Cooking at home makes being gluten free so much easier. Dining at restaurants is stressful, uncomfortable, not to mention, kind of dangerous! Don’t get me wrong, I love going out to eat, but I have to admit that it is oftentimes a somewhat draining experience. Having the option of dining in provides a nice sense of security. There is only one problem….you don’t know how to cook.
Being diagnosed with Celiacs or gluten intolerance requires that you change many, many aspects of your life. I know for me, learning how to cook was a necessity. My culinary knowledge was limited to spaghetti and Mac N’ Cheese before I was diagnosed with Celiacs. Without those two dishes, my culinary chops were null.

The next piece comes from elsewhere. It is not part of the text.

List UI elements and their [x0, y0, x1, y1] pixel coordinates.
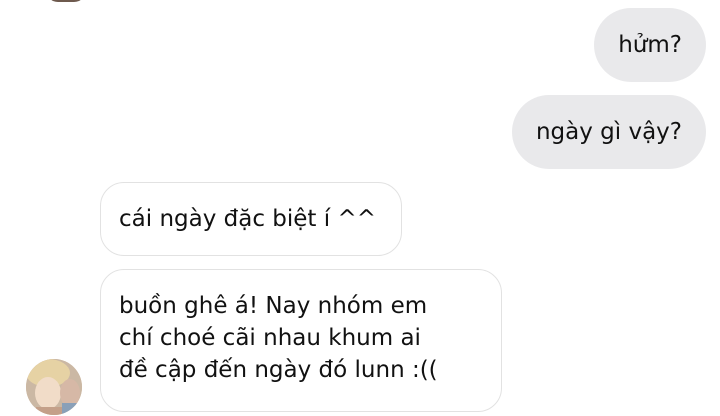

Knowing how to cook has many benefits for someone who cannot eat gluten. For one thing, you can host dinner parties (instead of trying to find a safe restaurant to go out with your friends or family). Stressed about attending someone else’s dinner party? Afraid there won’t be anything you can eat? Well, fear not, because if you know how to cook, you can bring a side dish to share at the party. In addition to these social benefits, knwoing how to prepare GF dishes at home will help you minimize the costs of the gluten free diet. Let’s be honest, substitution foods, both at grocery stores and offered at restaurants, are really expensive. A package of my favorite gluten free spaghetti costs around $6 while a typical pack of gluten spaghetti (I won’t call it “normal spaghetti”) costs only ~$1.20. Developing skills in the kitchen will expand your food options, allowing you to use less expensive, naturally gluten free foods! For example, learning how to cook with quinoa or make delicious rice dishes are ways to cut down on costs.
So, I think every Celiac should have the skills to cook GF at home…now the question is, where do we get those skills?

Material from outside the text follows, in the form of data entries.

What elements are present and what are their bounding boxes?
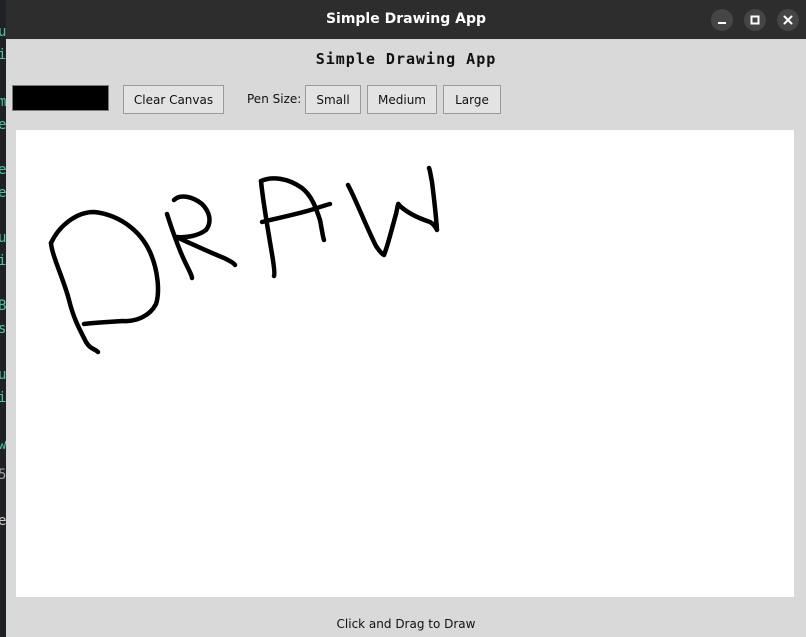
maximize-icon (750, 15, 760, 25)
drawn-stroke (258, 178, 277, 279)
close-button[interactable] (777, 9, 799, 31)
drawn-stroke (48, 240, 101, 355)
color-picker-button[interactable] (12, 85, 109, 111)
pen-size-medium-button[interactable]: Medium (367, 85, 437, 114)
title-bar[interactable]: Simple Drawing App (6, 0, 806, 39)
drawn-stroke (345, 165, 440, 258)
minimize-button[interactable] (711, 9, 733, 31)
status-text: Click and Drag to Draw (336, 617, 476, 631)
pen-size-large-button[interactable]: Large (443, 85, 501, 114)
close-icon (783, 15, 793, 25)
window-title: Simple Drawing App (325, 11, 487, 27)
pen-size-small-button[interactable]: Small (305, 85, 361, 114)
drawing-canvas[interactable] (16, 130, 794, 597)
app-heading: Simple Drawing App (315, 50, 497, 68)
maximize-button[interactable] (744, 9, 766, 31)
freehand-drawing (48, 165, 440, 355)
drawn-stroke (48, 209, 161, 327)
pen-size-label: Pen Size: (247, 92, 302, 106)
minimize-icon (718, 22, 726, 24)
drawn-stroke (164, 211, 195, 281)
app-window: Simple Drawing App Simple Drawing App Cl… (6, 0, 806, 637)
clear-canvas-button[interactable]: Clear Canvas (123, 85, 224, 114)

You can find a few gluten free specialty cooking classes in big cities but they are few and far between. Most gluten free cooking classes that I have heard about only teach you how to make substitution foods (GF bread, cookies, cakes etc.) but never cover the basics of cooking. How does a Celiac learn the ABC’s of cooking? Are there any cooking classes out there that are naturally gluten free? Honestly, probably not. Chefs love flour. The French, the Italians, the English…everyone loves flour! The use of flour is prominent in all types of cooking, not simply baking. Dredging meats in flour before pan-searing is very common. Developing a roux for a sauce or soup, creating a batter or breading for a dish is also a popular culinary trick.

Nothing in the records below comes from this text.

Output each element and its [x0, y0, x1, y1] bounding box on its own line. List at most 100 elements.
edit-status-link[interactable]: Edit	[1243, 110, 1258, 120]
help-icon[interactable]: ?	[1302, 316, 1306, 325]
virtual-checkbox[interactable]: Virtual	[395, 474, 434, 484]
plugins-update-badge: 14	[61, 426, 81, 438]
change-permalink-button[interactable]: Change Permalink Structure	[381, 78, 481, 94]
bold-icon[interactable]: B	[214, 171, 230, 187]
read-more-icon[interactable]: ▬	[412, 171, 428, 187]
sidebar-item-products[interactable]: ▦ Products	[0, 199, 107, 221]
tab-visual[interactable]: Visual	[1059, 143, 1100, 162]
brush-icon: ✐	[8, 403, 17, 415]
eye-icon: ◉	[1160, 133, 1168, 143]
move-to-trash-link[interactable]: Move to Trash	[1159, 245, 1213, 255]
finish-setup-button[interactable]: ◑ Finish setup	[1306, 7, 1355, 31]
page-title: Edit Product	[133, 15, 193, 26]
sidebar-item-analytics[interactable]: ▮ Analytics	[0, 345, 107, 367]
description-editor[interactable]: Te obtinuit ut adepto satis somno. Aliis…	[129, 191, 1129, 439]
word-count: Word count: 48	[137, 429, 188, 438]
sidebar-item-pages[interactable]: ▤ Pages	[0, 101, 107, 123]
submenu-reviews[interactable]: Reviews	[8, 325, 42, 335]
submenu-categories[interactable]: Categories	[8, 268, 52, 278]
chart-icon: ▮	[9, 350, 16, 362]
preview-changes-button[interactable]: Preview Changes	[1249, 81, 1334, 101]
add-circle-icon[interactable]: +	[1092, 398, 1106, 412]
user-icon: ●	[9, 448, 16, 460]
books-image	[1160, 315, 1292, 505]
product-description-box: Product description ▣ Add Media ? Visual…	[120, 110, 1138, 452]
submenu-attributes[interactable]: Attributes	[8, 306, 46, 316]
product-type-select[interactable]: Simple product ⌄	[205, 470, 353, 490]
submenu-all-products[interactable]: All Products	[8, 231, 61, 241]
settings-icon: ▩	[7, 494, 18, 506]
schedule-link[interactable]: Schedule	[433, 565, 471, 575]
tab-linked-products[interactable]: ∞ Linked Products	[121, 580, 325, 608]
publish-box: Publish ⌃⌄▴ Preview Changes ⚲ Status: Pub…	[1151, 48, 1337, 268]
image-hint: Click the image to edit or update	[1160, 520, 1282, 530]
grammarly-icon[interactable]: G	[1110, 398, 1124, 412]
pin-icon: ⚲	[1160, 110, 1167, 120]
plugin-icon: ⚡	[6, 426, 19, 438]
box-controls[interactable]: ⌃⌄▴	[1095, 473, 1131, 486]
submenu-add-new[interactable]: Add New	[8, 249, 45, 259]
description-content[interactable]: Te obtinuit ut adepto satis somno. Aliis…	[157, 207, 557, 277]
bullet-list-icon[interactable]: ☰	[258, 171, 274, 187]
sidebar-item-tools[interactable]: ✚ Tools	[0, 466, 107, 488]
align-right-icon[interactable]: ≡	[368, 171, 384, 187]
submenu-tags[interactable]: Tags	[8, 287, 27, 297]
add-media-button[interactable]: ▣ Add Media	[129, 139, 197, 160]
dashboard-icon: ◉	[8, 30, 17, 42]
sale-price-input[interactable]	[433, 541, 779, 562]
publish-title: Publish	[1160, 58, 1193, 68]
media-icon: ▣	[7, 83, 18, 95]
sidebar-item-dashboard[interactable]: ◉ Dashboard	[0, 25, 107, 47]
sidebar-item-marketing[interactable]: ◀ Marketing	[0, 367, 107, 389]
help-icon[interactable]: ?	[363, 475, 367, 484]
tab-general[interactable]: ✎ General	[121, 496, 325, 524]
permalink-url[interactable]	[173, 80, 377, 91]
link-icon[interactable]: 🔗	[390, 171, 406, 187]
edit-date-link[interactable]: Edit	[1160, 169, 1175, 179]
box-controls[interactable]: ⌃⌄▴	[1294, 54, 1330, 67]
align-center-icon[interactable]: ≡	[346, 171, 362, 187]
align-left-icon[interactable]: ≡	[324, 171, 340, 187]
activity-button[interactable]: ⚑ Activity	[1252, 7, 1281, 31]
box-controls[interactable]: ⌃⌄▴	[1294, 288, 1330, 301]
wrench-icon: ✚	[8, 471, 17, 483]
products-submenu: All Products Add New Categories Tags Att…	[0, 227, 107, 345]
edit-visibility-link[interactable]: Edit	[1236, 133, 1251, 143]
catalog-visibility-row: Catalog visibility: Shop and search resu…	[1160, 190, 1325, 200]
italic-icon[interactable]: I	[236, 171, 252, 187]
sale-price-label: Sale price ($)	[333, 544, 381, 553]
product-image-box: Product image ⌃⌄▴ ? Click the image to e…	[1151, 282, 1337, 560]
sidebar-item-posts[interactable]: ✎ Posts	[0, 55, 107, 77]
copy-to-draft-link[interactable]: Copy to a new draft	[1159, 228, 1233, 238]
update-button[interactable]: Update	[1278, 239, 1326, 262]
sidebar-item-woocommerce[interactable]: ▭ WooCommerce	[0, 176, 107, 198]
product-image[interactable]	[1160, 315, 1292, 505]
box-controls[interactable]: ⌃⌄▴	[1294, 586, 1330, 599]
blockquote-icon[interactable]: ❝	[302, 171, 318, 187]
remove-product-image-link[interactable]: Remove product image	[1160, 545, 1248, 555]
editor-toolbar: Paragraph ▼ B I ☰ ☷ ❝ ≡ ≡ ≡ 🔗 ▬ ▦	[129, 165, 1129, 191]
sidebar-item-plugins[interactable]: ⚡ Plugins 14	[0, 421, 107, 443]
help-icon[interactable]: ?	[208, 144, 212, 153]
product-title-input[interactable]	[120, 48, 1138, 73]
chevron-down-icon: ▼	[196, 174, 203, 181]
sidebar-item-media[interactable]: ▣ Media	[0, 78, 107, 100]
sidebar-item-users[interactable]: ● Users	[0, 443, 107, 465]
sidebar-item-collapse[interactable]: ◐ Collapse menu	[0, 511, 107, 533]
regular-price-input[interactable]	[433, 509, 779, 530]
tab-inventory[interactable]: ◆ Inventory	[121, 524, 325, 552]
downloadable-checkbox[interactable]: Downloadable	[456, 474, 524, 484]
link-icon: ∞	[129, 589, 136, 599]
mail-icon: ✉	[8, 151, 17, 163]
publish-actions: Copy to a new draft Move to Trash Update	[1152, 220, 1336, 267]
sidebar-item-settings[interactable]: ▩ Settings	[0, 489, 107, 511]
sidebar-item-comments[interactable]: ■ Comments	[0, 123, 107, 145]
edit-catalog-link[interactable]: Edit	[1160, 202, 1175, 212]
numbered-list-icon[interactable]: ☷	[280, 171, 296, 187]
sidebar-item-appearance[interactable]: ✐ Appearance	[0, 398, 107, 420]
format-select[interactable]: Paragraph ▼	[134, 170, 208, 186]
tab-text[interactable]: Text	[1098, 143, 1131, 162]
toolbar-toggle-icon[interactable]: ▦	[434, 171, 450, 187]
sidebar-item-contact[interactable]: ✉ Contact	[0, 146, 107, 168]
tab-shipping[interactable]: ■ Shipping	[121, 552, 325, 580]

Here is what I did: I found a local cooking series in Berkeley at a place called Kitchen On Fire. The class is a 12 week course that covers the fundamentals of cooking. Although the class was not gluten free there were some steps that I took that helped make the class enjoyable, educational and safe. For one thing, I did not attend the baking classes. Being in a room full of dry flour is very dangerous for a Celiac. Check out this post about air-borne flour. Other than the two baking classes, I was able to attend and participate in every other class. The class was comprised of a short lecture followed by cooking. We were set up at cooking stations that fit 4 people. I took the class with a friend which made insisting on a gluten free cooking station much easier. We would tell the other people at our stations that we did not eat gluten and that we could not share ingredients, knives, or cooking supplies with them and also let them know we couldn’t taste their creations. The people at our table knew not to dip tasting spoons into our dishes. Everything went fairly smoothly. On days where we worked with batters, dredging or frying, I used GF flour and worked at a table away from my classmates.
The class was a great learning experience. I was grateful for the opportunity to learn to cook and found the class mostly enjoyable. Of course, it was stressful at times. I had to exercise constant vigilance, keeping a close eye on what I was cooking while simultaneously keeping an eye on what everyone else was doing. Did someone throw bread onto the shared grilled? Did anyone use the shared fryer yet with breaded foods? Taking a class not meant to be gluten free was exhausting yet rewarding.
Here are some GF cooking classes that I have heard about, but have not taken:
Spork Foods: teaches mostly vegan cooking but specifies when a class will be gluten free
Sur La Table: offers GF cooking classes from time to time so keep an eye out for a class at your local Sur La Table.
Hipp Kitchen: Bay Area company that offers GF cooking classes in addition to nutrition advice and consultations.
Check in with local GF bakeries, GF restaurants or GF support groups to find out more information about available cooking classes in your area.